Now, having agreed that such a belief is pretty crazy, I
want to say that his basic argument, apart from trauma prevents pregnancy, is
that the baby is not responsible for the unwanted pregnancy. This has been lost
in the uproar over the science of procreation.
Frankly, abortion results in the death of a baby. I would have to say
that there is a good argument that exemptions in the case of rape or incest are
still troubling for me. However, somehow
the Todd Akin business is a way for liberals to suggest that we conservatives
are Neanderthals, who want to control women’s reproductive rights, that we
conservatives are extremely radical. This is like Nancy Pelosi calling anybody
else an ignorant witch.
I suspect that most people, when they consider the realities
of the procedure, would say that partial-birth abortion was extremely radical.

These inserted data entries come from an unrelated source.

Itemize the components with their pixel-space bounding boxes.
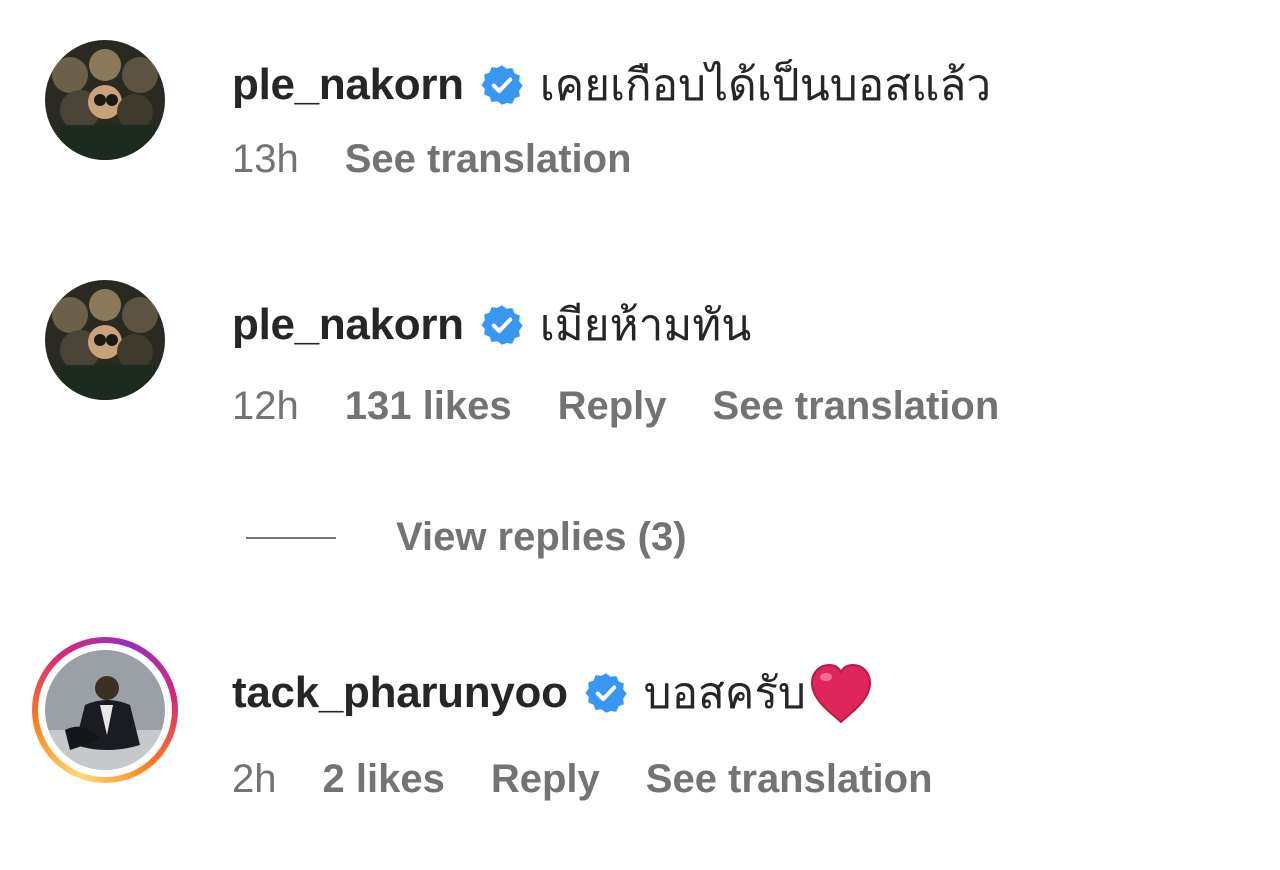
- view-replies-label: View replies (3): [396, 515, 687, 559]
- username[interactable]: ple_nakorn: [232, 300, 464, 350]
- story-ring[interactable]: [32, 637, 178, 783]
- likes-count[interactable]: 131 likes: [345, 384, 512, 429]
- comment-header: tack_pharunyoo บอสครับ: [232, 658, 874, 728]
- timestamp[interactable]: 13h: [232, 137, 299, 182]
- comment-text: เมียห้ามทัน: [539, 301, 752, 350]
- username[interactable]: ple_nakorn: [232, 60, 464, 110]
- replies-divider: [246, 536, 336, 539]
- heart-icon: [810, 663, 871, 724]
- timestamp[interactable]: 12h: [232, 384, 299, 429]
- avatar-ple-nakorn[interactable]: [45, 40, 165, 160]
- verified-badge-icon: [481, 65, 523, 105]
- comment-meta: 2h 2 likes Reply See translation: [232, 757, 979, 802]
- username[interactable]: tack_pharunyoo: [232, 668, 568, 718]
- comment-meta: 12h 131 likes Reply See translation: [232, 384, 1045, 429]
- comment-header: ple_nakorn เมียห้ามทัน: [232, 290, 751, 360]
- comment-text: เคยเกือบได้เป็นบอสแล้ว: [539, 61, 992, 110]
- reply-button[interactable]: Reply: [558, 384, 667, 429]
- likes-count[interactable]: 2 likes: [323, 757, 445, 802]
- see-translation-button[interactable]: See translation: [345, 137, 632, 182]
- comment-header: ple_nakorn เคยเกือบได้เป็นบอสแล้ว: [232, 50, 991, 120]
- comment-text: บอสครับ: [643, 669, 806, 718]
- view-replies-button[interactable]: View replies (3): [246, 515, 687, 560]
- reply-button[interactable]: Reply: [491, 757, 600, 802]
- see-translation-button[interactable]: See translation: [713, 384, 1000, 429]
- timestamp[interactable]: 2h: [232, 757, 277, 802]
- avatar-tack-pharunyoo[interactable]: [45, 650, 165, 770]
- avatar-ple-nakorn[interactable]: [45, 280, 165, 400]
- verified-badge-icon: [584, 673, 627, 713]
- verified-badge-icon: [481, 305, 523, 345]
- see-translation-button[interactable]: See translation: [646, 757, 933, 802]
- comment-meta: 13h See translation: [232, 137, 678, 182]
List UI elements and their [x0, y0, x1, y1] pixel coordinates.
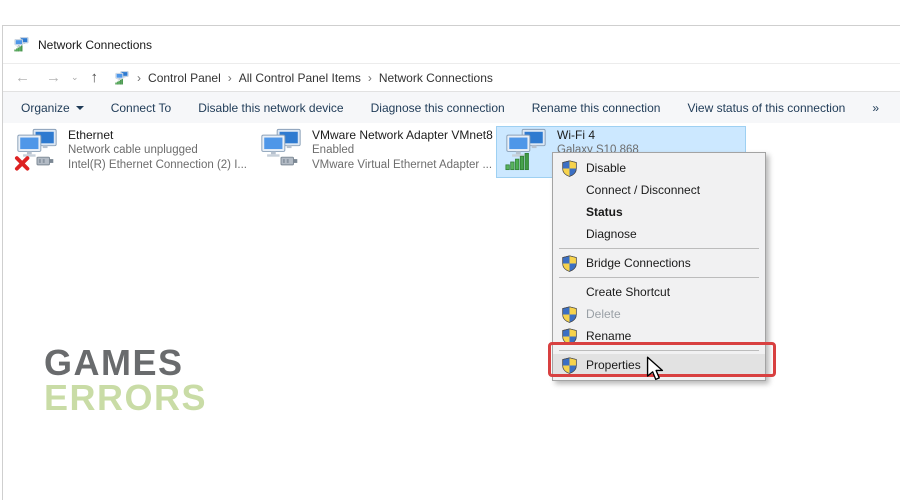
breadcrumb-control-panel[interactable]: Control Panel — [148, 71, 221, 85]
connection-item-vmware[interactable]: VMware Network Adapter VMnet8 Enabled VM… — [258, 127, 494, 178]
mouse-cursor-icon — [646, 356, 664, 382]
context-menu-item-bridge-connections[interactable]: Bridge Connections — [553, 252, 765, 274]
connection-status: Network cable unplugged — [68, 143, 247, 158]
uac-shield-icon — [561, 328, 578, 345]
uac-shield-icon — [561, 160, 578, 177]
up-icon[interactable]: ↑ — [91, 70, 99, 85]
breadcrumb-network-connections[interactable]: Network Connections — [379, 71, 493, 85]
breadcrumb-chevron-icon: › — [228, 71, 232, 85]
breadcrumb-chevron-icon: › — [368, 71, 372, 85]
network-connections-icon — [13, 37, 30, 52]
watermark-errors: ERRORS — [44, 380, 207, 415]
uac-shield-icon — [561, 306, 578, 323]
connection-name: Ethernet — [68, 128, 247, 143]
menu-separator — [559, 248, 759, 249]
context-menu-item-connect-disconnect[interactable]: Connect / Disconnect — [553, 179, 765, 201]
connection-name: Wi-Fi 4 — [557, 128, 639, 143]
diagnose-connection-button[interactable]: Diagnose this connection — [371, 101, 505, 115]
context-menu-item-diagnose[interactable]: Diagnose — [553, 223, 765, 245]
connection-status: Enabled — [312, 143, 493, 158]
connection-name: VMware Network Adapter VMnet8 — [312, 128, 493, 143]
command-bar: Organize Connect To Disable this network… — [3, 92, 900, 123]
view-status-button[interactable]: View status of this connection — [687, 101, 845, 115]
breadcrumb-location-icon — [114, 71, 130, 85]
window-title: Network Connections — [38, 38, 152, 52]
watermark-logo: GAMES ERRORS — [44, 345, 207, 416]
ethernet-unplugged-icon — [14, 128, 60, 172]
menu-separator — [559, 350, 759, 351]
uac-shield-icon — [561, 357, 578, 374]
wifi-signal-icon — [503, 128, 549, 172]
connection-item-ethernet[interactable]: Ethernet Network cable unplugged Intel(R… — [14, 127, 254, 178]
network-adapter-icon — [258, 128, 304, 172]
connect-to-button[interactable]: Connect To — [111, 101, 172, 115]
organize-button[interactable]: Organize — [21, 101, 84, 115]
title-bar: Network Connections — [3, 26, 900, 63]
address-bar: ← → ⌄ ↑ › Control Panel › All Control Pa… — [3, 63, 900, 92]
context-menu-item-status[interactable]: Status — [553, 201, 765, 223]
menu-separator — [559, 277, 759, 278]
toolbar-overflow-chevron-icon[interactable]: » — [872, 101, 879, 115]
connection-device: Intel(R) Ethernet Connection (2) I... — [68, 158, 247, 173]
breadcrumb-chevron-icon: › — [137, 71, 141, 85]
rename-connection-button[interactable]: Rename this connection — [532, 101, 661, 115]
context-menu-item-disable[interactable]: Disable — [553, 157, 765, 179]
back-icon[interactable]: ← — [15, 70, 30, 85]
forward-icon[interactable]: → — [46, 70, 61, 85]
context-menu-item-delete: Delete — [553, 303, 765, 325]
breadcrumb: › Control Panel › All Control Panel Item… — [114, 71, 493, 85]
watermark-games: GAMES — [44, 345, 207, 380]
context-menu-item-create-shortcut[interactable]: Create Shortcut — [553, 281, 765, 303]
recent-locations-chevron-icon[interactable]: ⌄ — [71, 73, 79, 82]
disable-network-device-button[interactable]: Disable this network device — [198, 101, 343, 115]
chevron-down-icon — [76, 106, 84, 110]
context-menu: Disable Connect / Disconnect Status Diag… — [552, 152, 766, 381]
context-menu-item-rename[interactable]: Rename — [553, 325, 765, 347]
uac-shield-icon — [561, 255, 578, 272]
breadcrumb-all-control-panel-items[interactable]: All Control Panel Items — [239, 71, 361, 85]
connection-device: VMware Virtual Ethernet Adapter ... — [312, 158, 493, 173]
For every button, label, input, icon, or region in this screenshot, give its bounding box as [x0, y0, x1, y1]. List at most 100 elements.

In this procedure the abortionist jabs a sharp object in the brain of the
living baby human’s brain before the head can follow the body out of the birth
canal. Why do they do this? Because if the baby were to be completely born,
killing the baby would be considered murder. This is a very small point,
especially for the dead baby. You want more extreme radical? President Obama has always supported and voted
for any kind of abortion on demand. He
even voted 3 times as an Illinois state senator to protect the practice of
allowing a baby born alive from a botched abortion to go without medical
attention. If a wounded baby were to come to the emergency room, law would
require that medical attention not be withheld. Every baby born on purpose
could expect the same medical attention to save its life. However, if a baby
somehow survives an abortion attempt, according to President Obama and his
fellows worshiping at the altar of abortion, that little human must be left
alone, even though it might survive with medical care. Who convinced them that babies
who can survive outside the womb—science and medicine has made that a
possibility earlier and earlier in the pregnancy—are not human beings? The idea that abortion does not kill a baby
human being is a much bigger and deplorable misunderstanding of human physiology
than Akin’s. Akin’s wrong opinion has
not ended a single human life. As I once told my professor and other liberal students
in a college American history class—they loved to bring up liberal political
points when discussing every historical subject—I predict that humanity will
eventually be brought, by the religious community, to the moral realization
that abortion is abhorrent, even as happened with slavery. Again, who are the
radicals and who are the most misguided?